Dicho muy llanamente, una democracia militante es aquella cuya Constitución establece límites a la enmienda constitucional para que determinados valores fundamentales no puedan ser removidos o reformados. Esto significa no ya que se impongan procedimientos extremadamente garantistas para acometer una reforma, sino que cambiar aspectos fundamentales de la Constitución sea por definición inconstitucional.

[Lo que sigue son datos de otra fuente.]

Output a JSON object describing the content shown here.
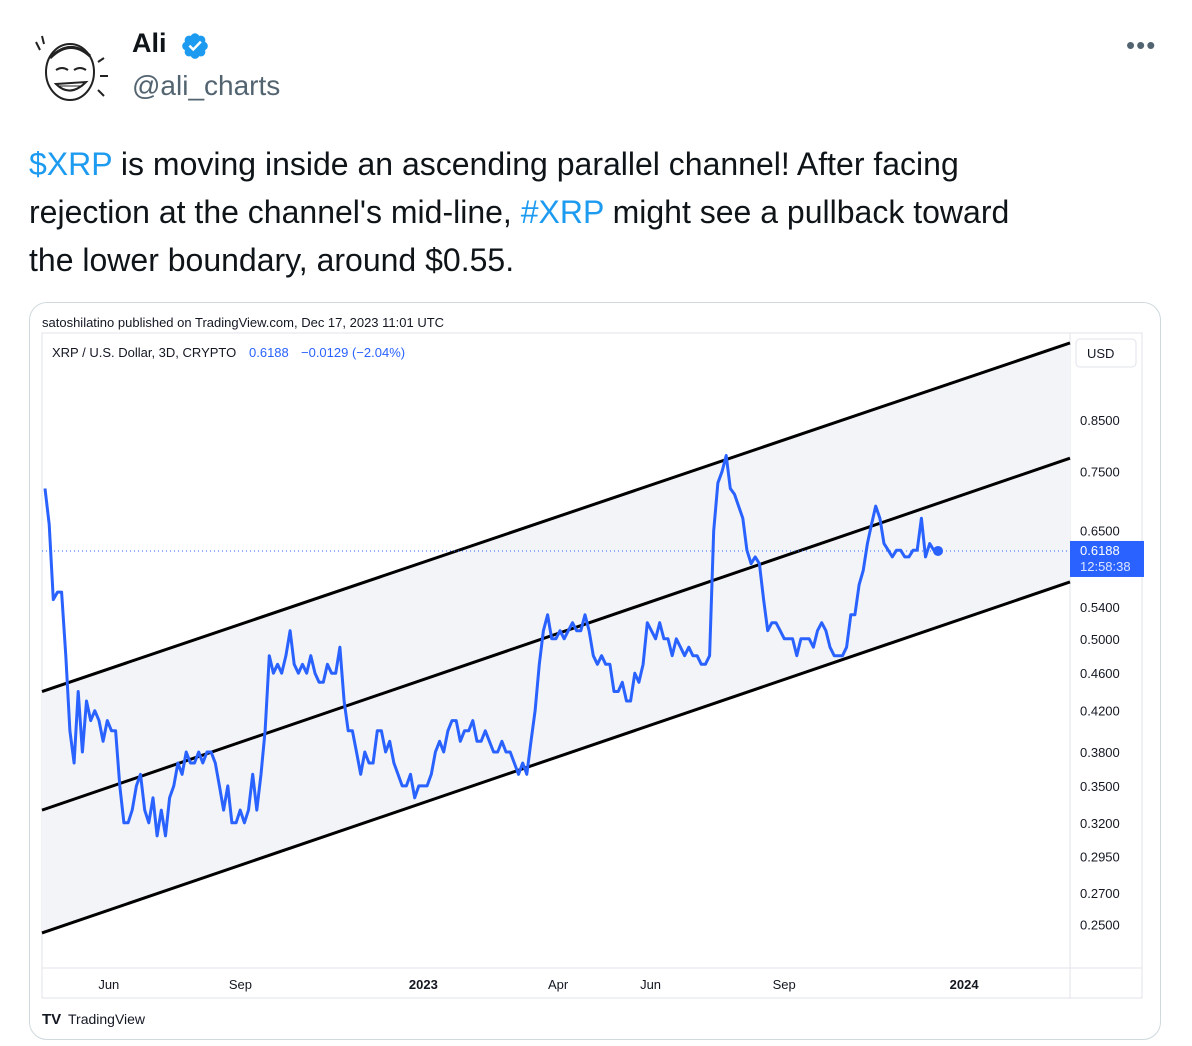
{
  "tweet": {
    "author_name": "Ali",
    "handle": "@ali_charts",
    "more_label": "•••",
    "text_parts": {
      "cashtag": "$XRP",
      "part1": " is moving inside an ascending parallel channel! After facing",
      "line2a": "rejection at the channel's mid-line, ",
      "hashtag": "#XRP",
      "line2b": " might see a pullback toward",
      "line3": "the lower boundary, around $0.55."
    },
    "colors": {
      "link": "#1d9bf0",
      "verified": "#1d9bf0",
      "chart_line": "#2962ff"
    },
    "avatar_icon": "cartoon-face-avatar"
  },
  "chart_header": {
    "published": "satoshilatino published on TradingView.com, Dec 17, 2023 11:01 UTC",
    "symbol": "XRP / U.S. Dollar, 3D, CRYPTO",
    "price": "0.6188",
    "change": "−0.0129 (−2.04%)",
    "currency": "USD",
    "last_price_label": "0.6188",
    "countdown": "12:58:38",
    "brand": "TradingView"
  },
  "chart_data": {
    "type": "line",
    "y_scale": "log",
    "ylim": [
      0.225,
      1.05
    ],
    "y_ticks": [
      "0.8500",
      "0.7500",
      "0.6500",
      "0.5400",
      "0.5000",
      "0.4600",
      "0.4200",
      "0.3800",
      "0.3500",
      "0.3200",
      "0.2950",
      "0.2700",
      "0.2500"
    ],
    "x_ticks": [
      "Jun",
      "Sep",
      "2023",
      "Apr",
      "Jun",
      "Sep",
      "2024"
    ],
    "channel": {
      "upper": [
        [
          0.0,
          0.44
        ],
        [
          1.0,
          1.025
        ]
      ],
      "middle": [
        [
          0.0,
          0.33
        ],
        [
          1.0,
          0.775
        ]
      ],
      "lower": [
        [
          0.0,
          0.245
        ],
        [
          1.0,
          0.574
        ]
      ]
    },
    "series": [
      {
        "values": [
          0.72,
          0.66,
          0.55,
          0.56,
          0.56,
          0.48,
          0.4,
          0.37,
          0.44,
          0.38,
          0.43,
          0.41,
          0.42,
          0.41,
          0.39,
          0.41,
          0.4,
          0.4,
          0.35,
          0.32,
          0.32,
          0.33,
          0.35,
          0.36,
          0.33,
          0.32,
          0.34,
          0.31,
          0.33,
          0.31,
          0.34,
          0.35,
          0.37,
          0.36,
          0.38,
          0.37,
          0.37,
          0.38,
          0.37,
          0.38,
          0.38,
          0.37,
          0.35,
          0.33,
          0.35,
          0.32,
          0.32,
          0.33,
          0.32,
          0.33,
          0.36,
          0.33,
          0.36,
          0.4,
          0.48,
          0.46,
          0.47,
          0.46,
          0.48,
          0.51,
          0.47,
          0.46,
          0.47,
          0.46,
          0.48,
          0.46,
          0.45,
          0.45,
          0.47,
          0.46,
          0.46,
          0.49,
          0.43,
          0.4,
          0.4,
          0.38,
          0.36,
          0.38,
          0.37,
          0.37,
          0.4,
          0.4,
          0.38,
          0.39,
          0.37,
          0.36,
          0.35,
          0.35,
          0.36,
          0.34,
          0.35,
          0.35,
          0.35,
          0.36,
          0.38,
          0.39,
          0.38,
          0.4,
          0.41,
          0.41,
          0.39,
          0.4,
          0.4,
          0.41,
          0.39,
          0.39,
          0.4,
          0.39,
          0.38,
          0.38,
          0.39,
          0.38,
          0.38,
          0.37,
          0.36,
          0.37,
          0.36,
          0.39,
          0.42,
          0.47,
          0.51,
          0.53,
          0.5,
          0.5,
          0.51,
          0.5,
          0.51,
          0.52,
          0.51,
          0.51,
          0.53,
          0.51,
          0.48,
          0.47,
          0.48,
          0.47,
          0.47,
          0.44,
          0.44,
          0.45,
          0.43,
          0.43,
          0.46,
          0.45,
          0.47,
          0.52,
          0.51,
          0.5,
          0.52,
          0.5,
          0.5,
          0.48,
          0.5,
          0.49,
          0.48,
          0.49,
          0.48,
          0.48,
          0.47,
          0.47,
          0.48,
          0.65,
          0.73,
          0.75,
          0.78,
          0.72,
          0.71,
          0.69,
          0.67,
          0.62,
          0.6,
          0.61,
          0.6,
          0.55,
          0.51,
          0.52,
          0.52,
          0.51,
          0.5,
          0.5,
          0.5,
          0.48,
          0.5,
          0.5,
          0.5,
          0.49,
          0.51,
          0.52,
          0.51,
          0.49,
          0.48,
          0.48,
          0.48,
          0.49,
          0.53,
          0.53,
          0.57,
          0.59,
          0.63,
          0.66,
          0.69,
          0.67,
          0.63,
          0.62,
          0.61,
          0.62,
          0.62,
          0.61,
          0.61,
          0.62,
          0.62,
          0.67,
          0.61,
          0.63,
          0.62,
          0.6188
        ]
      }
    ]
  }
}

La idea de la democracia militante surge tras la amarga experiencia de la República de Weimar. Lo fácil que resultó para los nazis tomar el poder y demoler el orden democrático alemán, con las consecuencias por todos conocidas, provocó una profunda conmoción. Y la conclusión fue tajante: lo ocurrido con la democracia alemana no podía volver a suceder. Había que encontrar la manera de fortificar la democracia, de construir a su alrededor muros infranqueables para que ni siquiera el apoyo mayoritario pudiera legitimar la instauración de un régimen autocrático o totalitario. Desde entonces, la idea de la democracia militante ha ganado protagonismo, pero siempre centrándose en una amenaza concreta: el fascismo (en el que se incluye el nazismo).

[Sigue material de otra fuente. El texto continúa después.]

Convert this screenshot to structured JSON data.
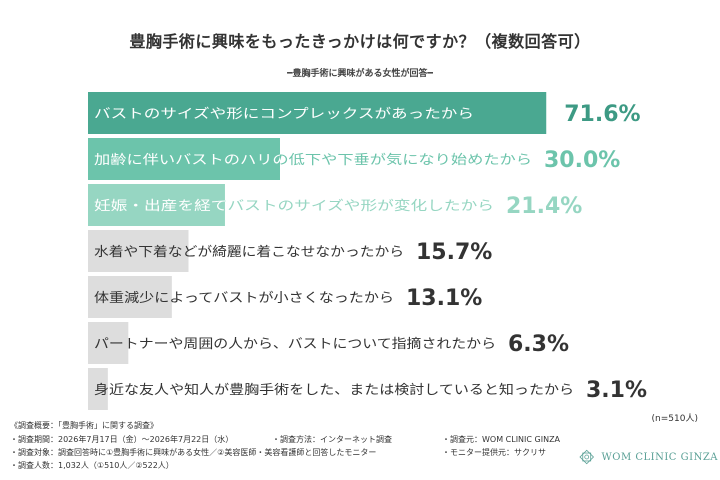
{
  "chart_data": {
    "type": "bar",
    "orientation": "horizontal",
    "title": "豊胸手術に興味をもったきっかけは何ですか？（複数回答可）",
    "subtitle": "━豊胸手術に興味がある女性が回答━",
    "categories": [
      "バストのサイズや形にコンプレックスがあったから",
      "加齢に伴いバストのハリの低下や下垂が気になり始めたから",
      "妊娠・出産を経てバストのサイズや形が変化したから",
      "水着や下着などが綺麗に着こなせなかったから",
      "体重減少によってバストが小さくなったから",
      "パートナーや周囲の人から、バストについて指摘されたから",
      "身近な友人や知人が豊胸手術をした、または検討していると知ったから"
    ],
    "values": [
      71.6,
      30.0,
      21.4,
      15.7,
      13.1,
      6.3,
      3.1
    ],
    "value_labels": [
      "71.6%",
      "30.0%",
      "21.4%",
      "15.7%",
      "13.1%",
      "6.3%",
      "3.1%"
    ],
    "xlim": [
      0,
      100
    ],
    "grid": false,
    "colors": {
      "top_bars": [
        "#4aa891",
        "#6cc4ab",
        "#96d6c2"
      ],
      "other_bars": "#dddddd",
      "top_text": "#ffffff",
      "top_value": [
        "#3d9a84",
        "#6cc4ab",
        "#96d6c2"
      ],
      "other_text": "#333333"
    }
  },
  "note": "(n=510人)",
  "footer": {
    "heading": "《調査概要：「豊胸手術」に関する調査》",
    "period": "・調査期間：2026年7月17日（金）〜2026年7月22日（水）",
    "method": "・調査方法：インターネット調査",
    "source": "・調査元：WOM CLINIC GINZA",
    "target": "・調査対象：調査回答時に①豊胸手術に興味がある女性／②美容医師・美容看護師と回答したモニター",
    "provider": "・モニター提供元：サクリサ",
    "count": "・調査人数：1,032人（①510人／②522人）"
  },
  "logo": {
    "text": "WOM CLINIC GINZA",
    "icon": "wom-logo-icon"
  }
}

La facilidad y ferocidad con que había sido arrasada la democracia alemana llevó a contemplar el fascismo como una fuerza llamada a convertirse en el motor de la historia. El fascismo era la hibris contemporánea que acabaría imponiéndose al cosmos democrático, si no se establecían salvaguardas adicionales. Así, Karl Loewenstein, uno de los padres del constitucionalismo moderno y promotor de la democracia militante, escribió en Militant Democracy and Fundamental Rights I (1937): «Si la democracia cree que aún no ha cumplido con su destino, debe combatir en su propio terreno […] La democracia debe volverse militante».

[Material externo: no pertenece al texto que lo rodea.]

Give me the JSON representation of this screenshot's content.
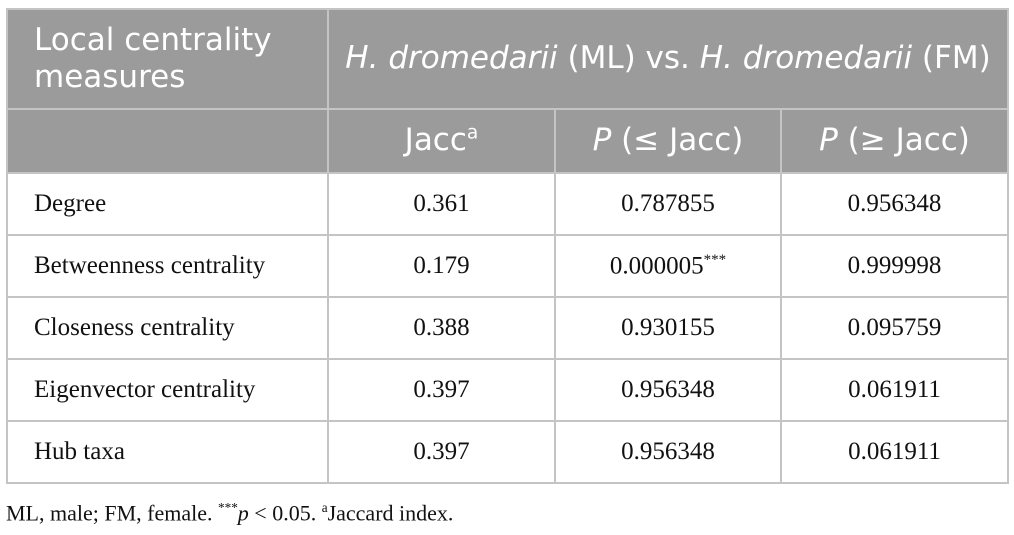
{
  "header": {
    "row_label": "Local centrality measures",
    "group": [
      "H. dromedarii",
      " (ML) vs. ",
      "H. dromedarii",
      " (FM)"
    ],
    "columns": [
      [
        "Jacc",
        "a"
      ],
      [
        "P",
        " (≤ Jacc)"
      ],
      [
        "P",
        " (≥ Jacc)"
      ]
    ]
  },
  "table": {
    "rows": [
      [
        "Degree",
        "0.361",
        "0.787855",
        "0.956348"
      ],
      [
        "Betweenness centrality",
        "0.179",
        [
          "0.000005",
          "***"
        ],
        "0.999998"
      ],
      [
        "Closeness centrality",
        "0.388",
        "0.930155",
        "0.095759"
      ],
      [
        "Eigenvector centrality",
        "0.397",
        "0.956348",
        "0.061911"
      ],
      [
        "Hub taxa",
        "0.397",
        "0.956348",
        "0.061911"
      ]
    ]
  },
  "footnote": [
    "ML, male; FM, female. ",
    "***",
    "p",
    " < 0.05. ",
    "a",
    "Jaccard index."
  ]
}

Pero que la democracia fuera militante implicaba incurrir en una contradicción: el propio orden democrático debía oponerse a sí mismo para preservarse. Derechos democráticos fundamentales, como la libertad de expresión, reunión, asociación o participación política tenían que poder ser inhabilitados cuando se estimara que el fin fuera la subversión del orden democrático o, en última instancia, el golpe de Estado o la rebelión. Karl Popper trató de resolver este desafío filosófico con la paradoja de la tolerancia, según la cual, si una sociedad es absolutamente tolerante, podrá ser sometida por los intolerantes. En consecuencia, para preservarse, la sociedad tolerante tiene que ser intolerante con la intolerancia. Esta explicación de Popper ha concitado un cierto consenso, aunque demasiado a menudo la forma en que es interpretada sirve para justificar la mera intolerancia.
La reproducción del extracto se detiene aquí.